Il senatore dell'Italia dei Valori Stefano Pedica ha presentato un'interrogazione parlamentare su abusi, anche a danno di minori, individuati nella chat di Lycos Italia.

Redazione 

Il senatore dell’Italia dei Valori Stefano Pedica ha presentato un’interrogazione parlamentare su abusi, anche a danno di minori, individuati secondo il parlamentare nella chat di Lycos Italia.

«La chat di Lycos Italia» ha dichiarato Pedica «può ritenersi la più frequentata d’Italia per numero di utenti». Per chi non la conoscesse, la chat in questione è strutturata come una nave, con ponti, stanze tematiche, generaliste e cabine, che possono essere create dai singoli utenti.

Da circa tre anni, ha ricordato il senatore, alcuni utenti hanno dato vita a un sito in cui hanno avviato una protesta nei confronti di comportamenti ritenuti scorretti da parte dei moderatori della chat, colpevoli di aver bannato alcuni utenti per ragioni estranee alla violazione dei regolamenti vigenti all’interno della chat stessa.

Il senatore ha evidenziato che nella chat sono leggibili conversazioni di utenti che dovrebbero essere private e che tra le violazioni commesse dai moderatori ci sono specifici episodi di razzismo, xenofobia, apologia di fascismo.

Pedica ha anche aggiunto che i minori non godrebbero di tutela consona alla loro condizione. Si è anche registrata la denuncia di un minore, che ha segnalato all’autorità giudiziaria telefonate di minaccia da parte di un soggetto qualificatosi come capo ufficiale, ossia responsabile della chat.

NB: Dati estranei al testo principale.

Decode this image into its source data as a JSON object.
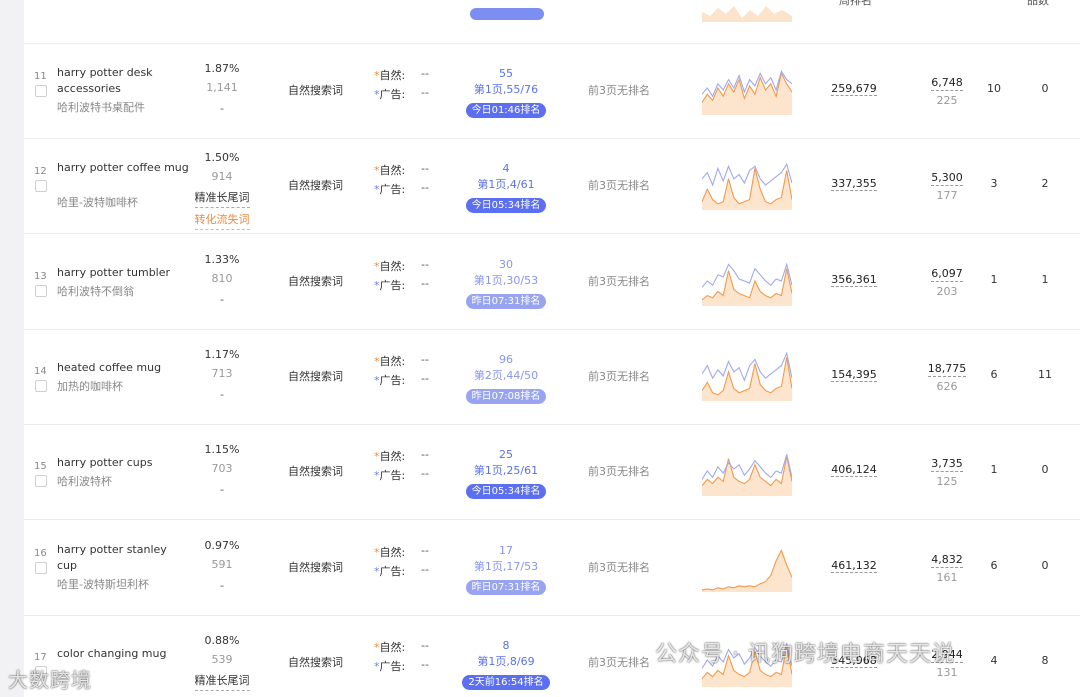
{
  "header": {
    "search_rank_label": "周排名",
    "last_col_label": "品数"
  },
  "labels": {
    "natural": "自然:",
    "ad": "广告:",
    "no_rank": "前3页无排名",
    "star": "*"
  },
  "rows": [
    {
      "index": "11",
      "keyword": "harry potter desk accessories",
      "translation": "哈利波特书桌配件",
      "ratio": "1.87%",
      "count": "1,141",
      "tag1": "-",
      "tag2": "",
      "type": "自然搜索词",
      "natural_val": "--",
      "ad_val": "--",
      "rank": "55",
      "rank_page": "第1页,55/76",
      "rank_time": "今日01:46排名",
      "rank_today": true,
      "search_volume": "259,679",
      "pw_a": "6,748",
      "pw_b": "225",
      "c1": "10",
      "c2": "0",
      "trend_orange": [
        12,
        20,
        14,
        26,
        18,
        30,
        22,
        34,
        16,
        28,
        20,
        36,
        24,
        30,
        18,
        40,
        30,
        22
      ],
      "trend_blue": [
        20,
        26,
        18,
        30,
        24,
        34,
        26,
        38,
        22,
        34,
        28,
        40,
        30,
        36,
        24,
        42,
        34,
        30
      ]
    },
    {
      "index": "12",
      "keyword": "harry potter coffee mug",
      "translation": "哈里-波特咖啡杯",
      "ratio": "1.50%",
      "count": "914",
      "tag1": "精准长尾词",
      "tag2": "转化流失词",
      "type": "自然搜索词",
      "natural_val": "--",
      "ad_val": "--",
      "rank": "4",
      "rank_page": "第1页,4/61",
      "rank_time": "今日05:34排名",
      "rank_today": true,
      "search_volume": "337,355",
      "pw_a": "5,300",
      "pw_b": "177",
      "c1": "3",
      "c2": "2",
      "trend_orange": [
        8,
        20,
        10,
        6,
        8,
        30,
        12,
        6,
        8,
        10,
        40,
        20,
        8,
        6,
        10,
        12,
        38,
        10
      ],
      "trend_blue": [
        30,
        36,
        24,
        40,
        28,
        42,
        30,
        34,
        26,
        38,
        42,
        30,
        24,
        28,
        32,
        36,
        44,
        26
      ]
    },
    {
      "index": "13",
      "keyword": "harry potter tumbler",
      "translation": "哈利波特不倒翁",
      "ratio": "1.33%",
      "count": "810",
      "tag1": "-",
      "tag2": "",
      "type": "自然搜索词",
      "natural_val": "--",
      "ad_val": "--",
      "rank": "30",
      "rank_page": "第1页,30/53",
      "rank_time": "昨日07:31排名",
      "rank_today": false,
      "search_volume": "356,361",
      "pw_a": "6,097",
      "pw_b": "203",
      "c1": "1",
      "c2": "1",
      "trend_orange": [
        6,
        10,
        8,
        14,
        10,
        34,
        16,
        12,
        10,
        8,
        24,
        14,
        10,
        8,
        12,
        10,
        36,
        12
      ],
      "trend_blue": [
        18,
        24,
        20,
        30,
        28,
        40,
        34,
        26,
        24,
        22,
        36,
        30,
        24,
        20,
        26,
        24,
        40,
        20
      ]
    },
    {
      "index": "14",
      "keyword": "heated coffee mug",
      "translation": "加热的咖啡杯",
      "ratio": "1.17%",
      "count": "713",
      "tag1": "-",
      "tag2": "",
      "type": "自然搜索词",
      "natural_val": "--",
      "ad_val": "--",
      "rank": "96",
      "rank_page": "第2页,44/50",
      "rank_time": "昨日07:08排名",
      "rank_today": false,
      "search_volume": "154,395",
      "pw_a": "18,775",
      "pw_b": "626",
      "c1": "6",
      "c2": "11",
      "trend_orange": [
        10,
        18,
        8,
        6,
        10,
        28,
        12,
        8,
        10,
        12,
        36,
        16,
        10,
        8,
        12,
        14,
        42,
        12
      ],
      "trend_blue": [
        26,
        34,
        22,
        30,
        24,
        38,
        28,
        32,
        20,
        34,
        40,
        28,
        22,
        26,
        30,
        34,
        46,
        22
      ]
    },
    {
      "index": "15",
      "keyword": "harry potter cups",
      "translation": "哈利波特杯",
      "ratio": "1.15%",
      "count": "703",
      "tag1": "-",
      "tag2": "",
      "type": "自然搜索词",
      "natural_val": "--",
      "ad_val": "--",
      "rank": "25",
      "rank_page": "第1页,25/61",
      "rank_time": "今日05:34排名",
      "rank_today": true,
      "search_volume": "406,124",
      "pw_a": "3,735",
      "pw_b": "125",
      "c1": "1",
      "c2": "0",
      "trend_orange": [
        10,
        16,
        12,
        18,
        14,
        36,
        18,
        14,
        12,
        16,
        30,
        18,
        14,
        10,
        16,
        12,
        38,
        14
      ],
      "trend_blue": [
        16,
        24,
        18,
        28,
        22,
        32,
        26,
        30,
        20,
        26,
        34,
        28,
        22,
        18,
        24,
        22,
        40,
        18
      ]
    },
    {
      "index": "16",
      "keyword": "harry potter stanley cup",
      "translation": "哈里-波特斯坦利杯",
      "ratio": "0.97%",
      "count": "591",
      "tag1": "-",
      "tag2": "",
      "type": "自然搜索词",
      "natural_val": "--",
      "ad_val": "--",
      "rank": "17",
      "rank_page": "第1页,17/53",
      "rank_time": "昨日07:31排名",
      "rank_today": false,
      "search_volume": "461,132",
      "pw_a": "4,832",
      "pw_b": "161",
      "c1": "6",
      "c2": "0",
      "trend_orange": [
        2,
        3,
        2,
        4,
        3,
        5,
        4,
        6,
        5,
        6,
        5,
        8,
        10,
        16,
        30,
        40,
        26,
        14
      ],
      "trend_blue": []
    },
    {
      "index": "17",
      "keyword": "color changing mug",
      "translation": "",
      "ratio": "0.88%",
      "count": "539",
      "tag1": "精准长尾词",
      "tag2": "",
      "type": "自然搜索词",
      "natural_val": "--",
      "ad_val": "--",
      "rank": "8",
      "rank_page": "第1页,8/69",
      "rank_time": "2天前16:54排名",
      "rank_today": true,
      "search_volume": "545,968",
      "pw_a": "2,944",
      "pw_b": "131",
      "c1": "4",
      "c2": "8",
      "trend_orange": [
        8,
        14,
        10,
        16,
        12,
        30,
        16,
        12,
        10,
        14,
        34,
        16,
        12,
        10,
        14,
        12,
        40,
        12
      ],
      "trend_blue": [
        18,
        26,
        20,
        30,
        24,
        36,
        28,
        32,
        22,
        28,
        38,
        30,
        24,
        20,
        26,
        24,
        42,
        20
      ]
    }
  ],
  "watermarks": {
    "account": "公众号 · 讯狗跨境电商天天说",
    "brand": "大数跨境"
  }
}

Pedica ha chiesto se i ministri dell’Interno e dello Sviluppo economico fossero a conoscenza di quanto descritto e ha concluso la sua interrogazione chiedendo quali provvedimenti intendano adottare al fine di accertare la veridicità dei fatti e prevenire e reprimere condotte antigiuridiche attuate nella chat di Lycos e in altre simili.